India’s 10-year government bonds rose, with the yield dropping to near the lowest level this month, on speculation improved supply of cash in the financial system is spurring demand for debt.
Three-month interbank borrowing rates have fallen to 9.21 percent this month from 9.77 percent at the end of March, data from the National Stock Exchange of India Ltd. show. The Reserve Bank of India on April 17 injected additional cash into the financial system through a 15-day term repurchase auction.
The yield on the 8.83 percent notes due November 2023 fell one basis point, or 0.01 percentage point, to 8.854 percent in Mumbai, prices from the central bank’s trading system show. It reached 8.850 percent on April 17, the lowest this month, after India sold 200 billion rupees ($3.3 billion) of notes at cut-off rates below investors’ predictions. That was India’s largest weekly auction of sovereign debt, according to DCB Bank Ltd.

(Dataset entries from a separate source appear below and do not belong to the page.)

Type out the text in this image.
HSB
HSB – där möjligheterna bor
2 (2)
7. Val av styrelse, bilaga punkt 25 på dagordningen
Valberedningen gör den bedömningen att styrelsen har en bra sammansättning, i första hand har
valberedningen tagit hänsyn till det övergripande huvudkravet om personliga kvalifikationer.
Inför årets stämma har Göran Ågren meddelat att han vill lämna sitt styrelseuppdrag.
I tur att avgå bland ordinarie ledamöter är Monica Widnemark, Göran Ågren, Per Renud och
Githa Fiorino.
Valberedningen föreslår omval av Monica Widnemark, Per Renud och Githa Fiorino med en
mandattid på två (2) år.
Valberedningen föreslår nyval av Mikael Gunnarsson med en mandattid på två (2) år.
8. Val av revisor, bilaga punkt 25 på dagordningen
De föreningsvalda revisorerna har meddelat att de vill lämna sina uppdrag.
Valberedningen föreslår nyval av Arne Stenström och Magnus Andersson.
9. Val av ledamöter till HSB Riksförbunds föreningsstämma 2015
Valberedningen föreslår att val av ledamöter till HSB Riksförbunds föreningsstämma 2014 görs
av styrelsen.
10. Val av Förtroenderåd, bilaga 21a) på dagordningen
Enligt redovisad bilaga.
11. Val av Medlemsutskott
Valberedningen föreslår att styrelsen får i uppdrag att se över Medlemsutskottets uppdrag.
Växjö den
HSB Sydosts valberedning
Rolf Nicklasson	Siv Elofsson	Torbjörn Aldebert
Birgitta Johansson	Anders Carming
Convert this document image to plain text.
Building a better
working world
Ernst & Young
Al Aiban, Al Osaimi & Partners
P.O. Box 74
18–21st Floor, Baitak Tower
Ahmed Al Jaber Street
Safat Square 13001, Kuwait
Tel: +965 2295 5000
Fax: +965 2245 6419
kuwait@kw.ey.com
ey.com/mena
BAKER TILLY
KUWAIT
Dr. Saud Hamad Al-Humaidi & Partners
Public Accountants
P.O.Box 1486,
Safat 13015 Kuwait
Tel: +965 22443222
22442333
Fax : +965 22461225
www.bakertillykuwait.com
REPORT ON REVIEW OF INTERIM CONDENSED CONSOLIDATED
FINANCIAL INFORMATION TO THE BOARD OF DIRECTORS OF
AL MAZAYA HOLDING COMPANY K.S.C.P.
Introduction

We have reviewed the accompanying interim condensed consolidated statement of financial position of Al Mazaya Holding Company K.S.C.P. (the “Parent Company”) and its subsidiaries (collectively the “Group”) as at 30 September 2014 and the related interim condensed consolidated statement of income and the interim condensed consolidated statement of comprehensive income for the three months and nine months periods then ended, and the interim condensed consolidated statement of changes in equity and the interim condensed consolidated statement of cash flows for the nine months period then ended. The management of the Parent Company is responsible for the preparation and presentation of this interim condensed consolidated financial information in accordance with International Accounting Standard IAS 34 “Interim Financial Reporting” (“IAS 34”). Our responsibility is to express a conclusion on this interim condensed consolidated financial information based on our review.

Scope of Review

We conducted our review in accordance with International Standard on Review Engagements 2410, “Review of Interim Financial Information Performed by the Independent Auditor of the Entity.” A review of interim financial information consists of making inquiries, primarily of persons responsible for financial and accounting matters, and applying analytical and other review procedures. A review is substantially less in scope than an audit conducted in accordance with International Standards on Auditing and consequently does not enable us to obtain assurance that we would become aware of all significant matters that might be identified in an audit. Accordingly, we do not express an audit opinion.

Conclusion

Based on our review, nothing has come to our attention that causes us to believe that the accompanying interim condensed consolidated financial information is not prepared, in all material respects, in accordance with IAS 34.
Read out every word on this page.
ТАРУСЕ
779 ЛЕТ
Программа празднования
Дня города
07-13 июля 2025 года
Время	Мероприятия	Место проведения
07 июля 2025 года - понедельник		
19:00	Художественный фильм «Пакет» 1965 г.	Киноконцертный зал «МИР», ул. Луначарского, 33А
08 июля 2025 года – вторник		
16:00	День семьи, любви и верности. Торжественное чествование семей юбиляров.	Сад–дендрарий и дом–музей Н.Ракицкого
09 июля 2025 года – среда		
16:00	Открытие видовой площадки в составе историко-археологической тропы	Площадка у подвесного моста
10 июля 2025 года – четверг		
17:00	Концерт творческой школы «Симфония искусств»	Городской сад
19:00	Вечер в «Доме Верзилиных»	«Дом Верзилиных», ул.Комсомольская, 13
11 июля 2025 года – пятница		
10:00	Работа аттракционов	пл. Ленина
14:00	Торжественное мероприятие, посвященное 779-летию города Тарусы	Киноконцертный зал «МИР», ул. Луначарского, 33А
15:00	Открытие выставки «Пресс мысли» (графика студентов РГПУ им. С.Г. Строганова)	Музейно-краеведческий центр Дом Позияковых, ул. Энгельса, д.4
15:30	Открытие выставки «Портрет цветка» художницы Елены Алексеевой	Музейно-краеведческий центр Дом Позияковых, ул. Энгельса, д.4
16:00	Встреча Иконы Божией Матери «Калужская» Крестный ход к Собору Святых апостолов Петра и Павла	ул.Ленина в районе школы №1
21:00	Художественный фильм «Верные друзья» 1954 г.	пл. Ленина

“Improving liquidity is supporting demand for bonds and that was evident in today’s state bond auction results as well,” said Debendra Kumar Dash, a fixed-income trader at DCB Bank in Mumbai. “Overall, there do not seem to be any immediate negative triggers for the market.”
Ten-year yields may slump about 50 basis points over the next three months, Benoit Anne, head of emerging-market strategy at Societe Generale SA, said in an e-mail interview today. Eleven Indian states sold 89.2 billion rupees of bonds at an auction, the RBI said in a statement.
Some 62 percent of the government’s debt sales target of 5.97 trillion rupees for the year ending March 2015 may be met in the April-September period, the administration has estimated. Concern that this increased supply will curb demand for existing bonds pushed 10-year yields to 9.1 percent on April 7, the highest since November.
One-year interest-rate swaps, derivative contracts used to guard against swings in funding costs, rose one basis point, or 0.01 percentage point, to 8.60 percent, according to data compiled by Bloomberg.